Most of the fights between Olivia and Evan started with Evan accidentally bumped into Olivia's head or other body parts when they played together before dinner time. I know it can hurt very badly and because it hurt very badly, Olivia became very mad and would hit Evan back. Evan would then cry to me or Daddy saying Olivia hit him. We would tell Olivia not to hit back and Evan pay attention not to bump into Olivia and hurt her. Olivia would then feel so wronged that she would start to cry saying Evan had bumped her so bad that it almost killed her. We would tell Olivia that Evan did not intend to but simply hurt her by accident. We then turn to Evan telling him that he should try not to be so clumsy and end up hurting people.

Evan of course would get upset and cry in this voice neither me nor his Daddy can stand for an extended period of time.  What he said the most in situations like this was: "I am not eating dinner" and we would say: "Fine, just don't ask for any snack and you won't have any food before you go to sleep." Most of the time, by the time dinner was ready he had already forgotten what he said and would eat dinner with us. But about a week ago, when another episode like this happened when I was cooking dinner, he screamed: "I am leaving home!" which completely caught me out off guard that I didn't know how to respond for a moment. He actually put on his shoes and without any jacket tried to open the door. Luckily the door was double locked and he could not open it.

Two days ago, Evan and Olivia ended up both crying for exactly the same reason before the dinner time again and this time it was with Daddy. When both of them got criticized, Olivia went back to her room upstairs and Evan threatened to leave home for the 2nd time, to my surprise, I heard Daddy said: "Okay, don't forget to wear your jacket, it is cold out there."

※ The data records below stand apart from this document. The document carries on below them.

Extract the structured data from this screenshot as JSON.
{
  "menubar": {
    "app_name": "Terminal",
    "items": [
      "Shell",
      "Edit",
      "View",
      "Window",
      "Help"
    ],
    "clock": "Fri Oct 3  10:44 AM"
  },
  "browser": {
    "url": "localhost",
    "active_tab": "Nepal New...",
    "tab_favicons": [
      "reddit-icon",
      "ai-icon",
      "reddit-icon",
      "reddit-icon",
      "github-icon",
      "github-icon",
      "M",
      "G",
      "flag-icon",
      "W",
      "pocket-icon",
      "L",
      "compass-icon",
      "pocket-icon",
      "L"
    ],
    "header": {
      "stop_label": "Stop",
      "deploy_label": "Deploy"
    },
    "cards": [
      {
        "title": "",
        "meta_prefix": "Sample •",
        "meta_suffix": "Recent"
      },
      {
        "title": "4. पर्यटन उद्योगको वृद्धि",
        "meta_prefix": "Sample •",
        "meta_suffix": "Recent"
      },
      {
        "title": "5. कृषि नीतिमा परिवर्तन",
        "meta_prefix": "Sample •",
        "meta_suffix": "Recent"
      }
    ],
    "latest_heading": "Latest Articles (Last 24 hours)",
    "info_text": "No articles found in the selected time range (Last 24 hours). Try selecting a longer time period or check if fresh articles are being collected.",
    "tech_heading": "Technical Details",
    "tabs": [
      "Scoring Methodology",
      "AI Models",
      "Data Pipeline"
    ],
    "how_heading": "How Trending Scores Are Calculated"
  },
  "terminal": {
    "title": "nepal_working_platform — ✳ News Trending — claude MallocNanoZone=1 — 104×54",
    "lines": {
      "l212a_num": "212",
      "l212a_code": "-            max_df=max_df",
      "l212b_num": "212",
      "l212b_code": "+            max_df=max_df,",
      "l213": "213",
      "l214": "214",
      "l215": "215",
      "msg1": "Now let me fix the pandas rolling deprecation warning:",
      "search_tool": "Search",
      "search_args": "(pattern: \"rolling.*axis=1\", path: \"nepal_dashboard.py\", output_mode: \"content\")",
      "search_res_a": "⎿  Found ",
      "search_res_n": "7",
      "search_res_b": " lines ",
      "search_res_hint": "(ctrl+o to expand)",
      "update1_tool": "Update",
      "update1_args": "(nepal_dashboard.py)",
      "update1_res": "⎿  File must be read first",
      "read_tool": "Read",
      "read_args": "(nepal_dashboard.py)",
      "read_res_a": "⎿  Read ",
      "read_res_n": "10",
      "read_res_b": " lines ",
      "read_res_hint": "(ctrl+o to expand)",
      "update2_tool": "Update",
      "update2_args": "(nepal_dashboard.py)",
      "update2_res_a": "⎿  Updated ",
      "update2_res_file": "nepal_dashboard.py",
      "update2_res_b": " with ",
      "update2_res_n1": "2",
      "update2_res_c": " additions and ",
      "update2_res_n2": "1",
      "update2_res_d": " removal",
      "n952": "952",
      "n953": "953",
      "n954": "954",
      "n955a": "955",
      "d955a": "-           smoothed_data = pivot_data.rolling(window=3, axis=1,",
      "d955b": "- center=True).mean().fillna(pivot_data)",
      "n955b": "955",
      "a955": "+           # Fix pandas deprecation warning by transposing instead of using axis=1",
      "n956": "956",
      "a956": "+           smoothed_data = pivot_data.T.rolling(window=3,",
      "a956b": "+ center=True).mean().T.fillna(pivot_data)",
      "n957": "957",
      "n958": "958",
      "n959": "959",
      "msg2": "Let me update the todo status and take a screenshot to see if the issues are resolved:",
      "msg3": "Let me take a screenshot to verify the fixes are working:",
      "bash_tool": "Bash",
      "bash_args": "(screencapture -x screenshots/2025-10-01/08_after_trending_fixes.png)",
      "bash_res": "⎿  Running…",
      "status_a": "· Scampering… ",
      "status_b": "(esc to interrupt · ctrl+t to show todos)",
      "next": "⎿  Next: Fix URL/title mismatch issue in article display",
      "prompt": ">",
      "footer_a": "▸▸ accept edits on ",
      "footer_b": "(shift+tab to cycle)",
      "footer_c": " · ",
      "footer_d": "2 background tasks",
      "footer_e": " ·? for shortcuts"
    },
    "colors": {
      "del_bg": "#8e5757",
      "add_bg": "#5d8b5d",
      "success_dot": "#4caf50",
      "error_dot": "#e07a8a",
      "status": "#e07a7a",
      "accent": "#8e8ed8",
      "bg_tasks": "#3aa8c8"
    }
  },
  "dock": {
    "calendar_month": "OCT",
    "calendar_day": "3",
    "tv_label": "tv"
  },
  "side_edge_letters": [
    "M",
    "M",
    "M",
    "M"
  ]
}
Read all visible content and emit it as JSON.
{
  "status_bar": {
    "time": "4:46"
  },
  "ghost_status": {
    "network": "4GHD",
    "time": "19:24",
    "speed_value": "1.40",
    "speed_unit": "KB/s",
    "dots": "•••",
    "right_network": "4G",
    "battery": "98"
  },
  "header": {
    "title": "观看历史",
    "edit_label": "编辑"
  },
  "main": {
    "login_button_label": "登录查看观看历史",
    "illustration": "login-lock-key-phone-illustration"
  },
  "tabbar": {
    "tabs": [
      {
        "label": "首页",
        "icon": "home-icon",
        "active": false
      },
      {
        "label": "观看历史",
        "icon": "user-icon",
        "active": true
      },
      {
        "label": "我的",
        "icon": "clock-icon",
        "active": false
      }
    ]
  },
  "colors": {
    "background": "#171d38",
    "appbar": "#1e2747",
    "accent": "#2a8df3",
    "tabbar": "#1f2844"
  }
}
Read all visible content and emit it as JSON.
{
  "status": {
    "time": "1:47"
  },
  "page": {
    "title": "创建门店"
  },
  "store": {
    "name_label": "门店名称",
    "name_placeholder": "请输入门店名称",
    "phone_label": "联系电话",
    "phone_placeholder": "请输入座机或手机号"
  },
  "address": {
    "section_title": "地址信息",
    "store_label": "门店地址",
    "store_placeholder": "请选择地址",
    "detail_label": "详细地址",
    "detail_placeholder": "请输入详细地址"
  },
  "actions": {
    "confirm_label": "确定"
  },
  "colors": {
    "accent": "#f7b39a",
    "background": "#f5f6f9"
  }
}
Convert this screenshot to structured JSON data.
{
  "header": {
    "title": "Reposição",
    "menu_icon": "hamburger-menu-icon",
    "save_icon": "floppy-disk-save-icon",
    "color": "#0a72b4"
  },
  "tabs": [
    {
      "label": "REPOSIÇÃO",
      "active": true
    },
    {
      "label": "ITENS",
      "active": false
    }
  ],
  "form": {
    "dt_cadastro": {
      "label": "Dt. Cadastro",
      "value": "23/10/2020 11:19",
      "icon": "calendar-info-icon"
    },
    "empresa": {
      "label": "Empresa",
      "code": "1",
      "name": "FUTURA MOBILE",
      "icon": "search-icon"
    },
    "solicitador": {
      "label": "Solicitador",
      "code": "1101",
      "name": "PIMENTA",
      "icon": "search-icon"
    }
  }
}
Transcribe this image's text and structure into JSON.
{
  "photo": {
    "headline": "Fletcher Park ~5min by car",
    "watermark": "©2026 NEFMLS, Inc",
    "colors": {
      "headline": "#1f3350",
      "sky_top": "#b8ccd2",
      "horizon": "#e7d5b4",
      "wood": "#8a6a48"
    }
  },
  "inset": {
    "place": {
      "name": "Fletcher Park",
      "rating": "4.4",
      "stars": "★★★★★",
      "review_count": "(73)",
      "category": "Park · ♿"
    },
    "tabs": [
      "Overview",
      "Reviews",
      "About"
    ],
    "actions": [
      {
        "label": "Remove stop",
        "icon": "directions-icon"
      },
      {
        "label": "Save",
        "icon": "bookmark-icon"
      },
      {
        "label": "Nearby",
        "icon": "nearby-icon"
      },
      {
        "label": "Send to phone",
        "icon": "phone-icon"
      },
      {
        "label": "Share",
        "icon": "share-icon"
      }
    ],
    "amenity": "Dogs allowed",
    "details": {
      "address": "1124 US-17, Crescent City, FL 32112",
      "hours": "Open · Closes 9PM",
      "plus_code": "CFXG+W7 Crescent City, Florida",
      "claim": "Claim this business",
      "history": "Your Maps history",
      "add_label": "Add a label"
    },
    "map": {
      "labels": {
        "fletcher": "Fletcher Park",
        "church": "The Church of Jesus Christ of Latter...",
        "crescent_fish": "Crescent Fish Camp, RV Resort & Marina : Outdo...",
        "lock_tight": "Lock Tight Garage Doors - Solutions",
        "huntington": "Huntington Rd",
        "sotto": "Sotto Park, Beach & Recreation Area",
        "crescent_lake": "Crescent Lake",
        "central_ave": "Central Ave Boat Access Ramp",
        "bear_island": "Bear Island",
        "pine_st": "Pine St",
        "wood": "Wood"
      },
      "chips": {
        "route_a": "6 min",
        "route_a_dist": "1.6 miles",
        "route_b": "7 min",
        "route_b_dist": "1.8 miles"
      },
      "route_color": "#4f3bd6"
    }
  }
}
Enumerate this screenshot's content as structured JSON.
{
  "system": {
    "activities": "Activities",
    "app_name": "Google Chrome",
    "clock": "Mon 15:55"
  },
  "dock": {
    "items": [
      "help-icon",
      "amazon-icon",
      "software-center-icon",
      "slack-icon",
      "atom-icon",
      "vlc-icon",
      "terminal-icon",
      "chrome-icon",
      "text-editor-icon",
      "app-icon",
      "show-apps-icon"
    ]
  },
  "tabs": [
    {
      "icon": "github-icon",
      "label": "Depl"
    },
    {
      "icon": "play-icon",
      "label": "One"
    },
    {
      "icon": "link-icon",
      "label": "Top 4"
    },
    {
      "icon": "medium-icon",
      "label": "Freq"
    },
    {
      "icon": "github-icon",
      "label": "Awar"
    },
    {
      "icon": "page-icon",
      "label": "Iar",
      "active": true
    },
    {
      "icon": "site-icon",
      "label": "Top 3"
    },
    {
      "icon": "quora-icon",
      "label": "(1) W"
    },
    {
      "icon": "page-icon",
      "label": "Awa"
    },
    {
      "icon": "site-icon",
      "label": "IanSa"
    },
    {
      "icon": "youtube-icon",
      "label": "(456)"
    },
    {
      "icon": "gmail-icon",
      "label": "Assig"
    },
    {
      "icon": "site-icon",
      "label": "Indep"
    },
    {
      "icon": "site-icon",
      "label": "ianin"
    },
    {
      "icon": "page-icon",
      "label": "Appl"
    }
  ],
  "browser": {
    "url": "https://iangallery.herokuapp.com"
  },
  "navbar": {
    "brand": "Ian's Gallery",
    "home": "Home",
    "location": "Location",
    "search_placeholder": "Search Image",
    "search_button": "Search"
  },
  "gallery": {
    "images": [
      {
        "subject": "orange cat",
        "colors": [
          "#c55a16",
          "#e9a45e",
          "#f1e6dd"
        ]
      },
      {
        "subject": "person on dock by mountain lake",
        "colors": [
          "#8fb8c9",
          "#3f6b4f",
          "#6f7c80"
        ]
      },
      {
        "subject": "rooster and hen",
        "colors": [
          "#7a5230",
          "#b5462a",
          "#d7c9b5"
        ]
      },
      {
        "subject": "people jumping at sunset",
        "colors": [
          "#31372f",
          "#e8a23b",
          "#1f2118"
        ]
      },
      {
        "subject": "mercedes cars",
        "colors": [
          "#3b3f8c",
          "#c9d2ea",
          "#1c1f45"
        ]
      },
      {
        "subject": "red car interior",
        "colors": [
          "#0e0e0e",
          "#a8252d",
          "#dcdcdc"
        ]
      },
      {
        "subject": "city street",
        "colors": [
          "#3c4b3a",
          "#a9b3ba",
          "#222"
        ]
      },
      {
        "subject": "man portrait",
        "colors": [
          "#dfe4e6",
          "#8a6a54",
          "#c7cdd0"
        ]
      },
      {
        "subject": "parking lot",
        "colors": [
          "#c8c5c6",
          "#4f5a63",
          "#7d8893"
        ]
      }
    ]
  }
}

What? He didn't even try to persuade him not going? It was cold and dark outside and he is not even 6 years old. I was of course very worried. Where would he go? But I know after what Daddy said, there was no way back for strong willed Evan and this time he actually opened the door and walked out to the dark for real.  After hearing Daddy walk out after him, my heart was back into my stomach.

I know deep down Olivia cares a lot about his brother. She came downstairs shortly after Evan went out and asked where Evan was. I told her what happened. She said: "All right, if they don't get back in an hour, I will have to go out and look for them."

But she could not hold on for two minutes, she went out to the porch and started to yell in the dark: "Daddy? Evan?"

Probably realizing that there was really no where he could go, after walking around the block and half-way down the street, Evan turned around. I later asked Evan where else he would go in such cold dark weather, he said he would go to his friend Ryan's home which is in the same neighborhood. "I know how to go to his home" he told me.

Recalling from my childhood when I was much older than Evan now, the thought of leaving home came up too when I was scolded by my parents but it was more like this: "How nice it would be if I don't live in this house and don't have to listen to all this." But I knew I had nowhere to go and I could not survive on my own as a kid. And more importantly, I knew I would only end up with worse punishment after I returned.

I think kids' having extreme thoughts such as leaving the house when conflict occurs is probably because the parents and the children have not found an effective way to communicate with each other. Leaving home is an easy way to escape the problem. So Evan's episode alarmed me that I need to be more patient and let him know that leaving the house is not the way to solve the problem when he gets upset.  I also need to work harder to find a way to communicate with him better and help him through this phase he is going through.